From a season long grazing system that failed to provide enough forage during a drought several years ago, the Carles' have developed a sustainable rotational grazing system using both native and tame grass pastures.

It not only supports the beef operation, but also provides valuable habitat for wildlife, waterfowl and uplands birds.

"It's a good system for our ranching operation, but is also good for the environment," says Carles. "It is important to maintain healthy and productive resources we can pass on to future generations."

Near Olds, Alta., the Richardsons have developed a cow/calf, yearling operation with an extended grazing system that relies heavily on swath grazing of barley and oats.

Recognizing years ago that ranchers along the foothills of southern Alberta can often pasture cattle year round on open native ranges, the Richardsons use their farming skills to manage hay and annual cropland to produce pasture that lasts about 11 months of the year.

One production twist, which seems to be working, involves not weaning calves. The cow herd, which is managed in five separate groups, naturally weans their overwintered calves themselves on pasture in March and April before the cows deliver a new calf crop starting in mid June. The previous year's calf crop is sold off pasture as short-keep yearlings in July.

"We wondered ourselves if we were doing the right thing, but the cow herd is doing well, the yearlings do well, and it is a very economical and manageable system," says Richardson.

Gerrish, a long-time university professor from Illinois before launching American Grazing Lands Service in Idaho, urged ranchers to look at making pasture improvements that benefit forage production and grazing efficiency.

"It costs about $50 per acre to maintain pasture (fences, taxes, land value) and if it produces 4000 pounds of forage per acre you have a base cost of $1.25 per pound of forage," says Gerrish. "If you can produce 6000 pounds of forage your base costs are down to 83 cents per pound."

Relatively low cost improvements such as cross fencing, inter-seeding with legumes, and simple water systems will provide the fastest payback on the best pasture land, he says.

Other speakers on the Grassroots conference agenda included John Knapp, a former assistant deputy minister with Alberta Agriculture and Rural Development, who urged producers to support the ongoing federal/provincial BSE surveillance program. While the program has tested as many as 1,200 suspect cattle a week, Knapp says the program needs to test at least 300 head of high risk cattle per week to maintain Alberta's commitment to the national testing program.

As well, Susan Church, executive director of Alberta Farm Animal Care urged producers to pay attention to proper livestock production practices because critics of animal agriculture - animal welfare organizations - are active in Alberta and looking for any weak links to fuel their campaigns against all types of livestock production.
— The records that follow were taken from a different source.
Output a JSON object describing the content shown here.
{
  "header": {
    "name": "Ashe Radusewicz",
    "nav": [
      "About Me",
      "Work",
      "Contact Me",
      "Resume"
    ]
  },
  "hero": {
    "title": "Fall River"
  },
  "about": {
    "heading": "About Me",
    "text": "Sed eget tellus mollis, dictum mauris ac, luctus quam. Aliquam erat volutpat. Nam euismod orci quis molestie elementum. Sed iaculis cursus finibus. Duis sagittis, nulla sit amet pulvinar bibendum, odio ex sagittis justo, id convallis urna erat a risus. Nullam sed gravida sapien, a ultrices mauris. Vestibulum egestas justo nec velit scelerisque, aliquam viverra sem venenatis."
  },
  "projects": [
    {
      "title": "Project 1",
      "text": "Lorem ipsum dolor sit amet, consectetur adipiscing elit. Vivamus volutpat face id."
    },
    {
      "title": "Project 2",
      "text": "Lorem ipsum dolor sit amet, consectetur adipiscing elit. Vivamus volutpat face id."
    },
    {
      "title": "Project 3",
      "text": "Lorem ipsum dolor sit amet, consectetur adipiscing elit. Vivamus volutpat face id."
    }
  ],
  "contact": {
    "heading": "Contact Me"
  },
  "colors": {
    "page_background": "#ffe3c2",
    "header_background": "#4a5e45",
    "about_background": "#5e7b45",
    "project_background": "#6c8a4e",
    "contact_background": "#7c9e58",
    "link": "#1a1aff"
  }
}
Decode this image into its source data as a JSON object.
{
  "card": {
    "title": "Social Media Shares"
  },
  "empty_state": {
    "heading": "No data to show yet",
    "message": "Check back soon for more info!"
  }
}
In another message, Frank Burdzy, an Edmonton-based consultant urged producers to learn more about the beef industry beyond the farm gate, and produce quality cattle that best match consumer needs.

"It was a full agenda that delivered a lot of information to producers over the day," says Delaney Anderson, conference co-chair. "With a number of producers looking for follow up information, it indicates we had topics and speakers they were interested in. Initial observations and feedback shows producers want more of these relevant topics at the 2006 conference."

For copies of the conference presentations, producers are urged to keep watching the conference website at www.GrassrootsCattleConference.com. The 2006 Grassroots Conference is planned for October 26, 2006 in St. Paul.